Some of this testing can be done in the company’s normal internal audit process, and it is important that internal audit employees receive specific compliance training so they understand what to do and why they are doing it. One increasingly common way of ensuring the testing of the controls is to conduct compliance audits. These audits are intended to stress-test compliance procedures by picking high-risk transactions at random to see whether the compliance program is functioning as envisioned. Beyond this, regime-specific audit items can be created, which generally will focus on whether the company is adhering to its internal controls in a given area. They can be conducted by properly trained internal or external auditors.

The tendency at many companies is to conduct audits based upon the ease of conducting them, rather than their utility. This shows up, for example, when companies target their own foreign operations for compliance-related audits, but do not exercise their rights to audit agents or joint venture partners. It also arises when companies do not return to the lessons of their risk assessments to determine the high-risk areas that merit follow-up checks. Unlike financial audits, which tend to concentrate on areas with the highest revenue impact, compliance-based audits often need to focus on areas that may have a small revenue impact but a large compliance risk footprint. Operations in a developing country, for example, may be new and have still-small revenue, yet present an outsized compliance risk.

Agent and Distributor Controls

No compliance program, no matter how well conceived, can perform its job unless the risks posed by third parties are adequately addressed. This is because many enforcement settlements are premised on agency principles, i.e., a determination that parties outside the company were acting on behalf of the principal, thus creating legal liability for the principal.

Dealing with agents, distributors, and other third parties presents unique and interesting challenges. Often companies work with these third parties in foreign countries because they do not understand the business culture or ins-and-outs of doing business in a particular country. Agents help fill this knowledge gap by bringing knowledge of the business environment that the company cannot fill by itself.

But the greater the separation from corporate headquarters, the greater the risk. The dangers of third parties can arise in a host of areas, including for matters handled by customs brokers, distributors, sales agents, political consultants, lobbyists, and other third parties. The consistent use of third parties, even when justified from a business perspective, by itself can be considered a compliance red flag.

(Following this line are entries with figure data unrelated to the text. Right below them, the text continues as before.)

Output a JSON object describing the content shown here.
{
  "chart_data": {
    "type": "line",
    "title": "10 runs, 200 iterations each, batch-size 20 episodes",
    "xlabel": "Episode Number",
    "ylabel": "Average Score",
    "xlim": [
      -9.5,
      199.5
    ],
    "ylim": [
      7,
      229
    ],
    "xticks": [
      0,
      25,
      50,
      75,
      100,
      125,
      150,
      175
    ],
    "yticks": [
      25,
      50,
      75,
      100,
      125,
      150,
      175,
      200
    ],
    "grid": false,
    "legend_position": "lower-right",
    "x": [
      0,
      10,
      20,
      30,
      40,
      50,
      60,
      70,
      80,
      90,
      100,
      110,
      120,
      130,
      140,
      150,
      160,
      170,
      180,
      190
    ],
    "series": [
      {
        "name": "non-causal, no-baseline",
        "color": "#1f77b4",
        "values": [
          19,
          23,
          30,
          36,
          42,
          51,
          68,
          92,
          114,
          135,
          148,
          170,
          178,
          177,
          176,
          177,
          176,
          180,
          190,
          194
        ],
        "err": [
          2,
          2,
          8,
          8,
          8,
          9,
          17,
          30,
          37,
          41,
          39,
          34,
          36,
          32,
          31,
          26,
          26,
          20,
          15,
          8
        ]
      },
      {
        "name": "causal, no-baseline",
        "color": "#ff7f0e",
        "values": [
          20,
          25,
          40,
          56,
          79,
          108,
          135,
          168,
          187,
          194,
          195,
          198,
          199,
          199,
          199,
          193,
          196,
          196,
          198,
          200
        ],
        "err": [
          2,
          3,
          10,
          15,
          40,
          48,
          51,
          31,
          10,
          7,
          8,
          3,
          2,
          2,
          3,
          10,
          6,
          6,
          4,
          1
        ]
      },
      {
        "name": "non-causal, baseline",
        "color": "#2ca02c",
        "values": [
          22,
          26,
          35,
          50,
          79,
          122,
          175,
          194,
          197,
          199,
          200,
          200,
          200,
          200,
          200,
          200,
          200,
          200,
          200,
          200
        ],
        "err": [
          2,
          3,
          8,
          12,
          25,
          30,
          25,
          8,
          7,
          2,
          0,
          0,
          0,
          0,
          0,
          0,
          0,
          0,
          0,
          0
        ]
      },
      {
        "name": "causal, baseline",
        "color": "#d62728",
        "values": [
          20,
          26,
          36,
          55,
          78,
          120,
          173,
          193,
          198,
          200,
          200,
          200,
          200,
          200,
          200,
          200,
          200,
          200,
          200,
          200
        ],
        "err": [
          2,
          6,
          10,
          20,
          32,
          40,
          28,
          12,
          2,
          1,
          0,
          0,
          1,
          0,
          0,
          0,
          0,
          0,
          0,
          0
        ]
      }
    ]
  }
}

The oversight of third parties accordingly should be considered in every aspect of the company’s risk assessment, including with regard to the establishment of the relationship (with appropriate contractual protections), training, accounting, ongoing certifications, and even audits.

Due diligence is also a key step when managing third-party risks. Due diligence is a potpourri of tasks that may include interviews, background checks, reviews of databases and publications, consulting third parties to provide reliable local information, using forensic accountants to review books and records to evaluate risk, visiting the office of agents, and other methods of confirming suitability, as the case may be. Once again, the application of risk-based principles will help determine how much due diligence is appropriate for various types of third parties.

At too many companies, third-party compliance oversight begins and ends with due diligence. In other words, the company conducts its third-party due diligence, places the resulting report in its file, and then moves on to conducting the business relationship without much more in the way of oversight. Ongoing review of the relationship, however, is the best way to proceed, including through periodic certifications, ensuring up-to-date training, monitoring any deviations of the relationship from the anticipated course, and the conduct of third-party audits. Due diligence is important, but it is only a limited snapshot of the past. As the relationship evolves, the company’s best source of information about the relationship becomes the data concerning its own relationship with the third party.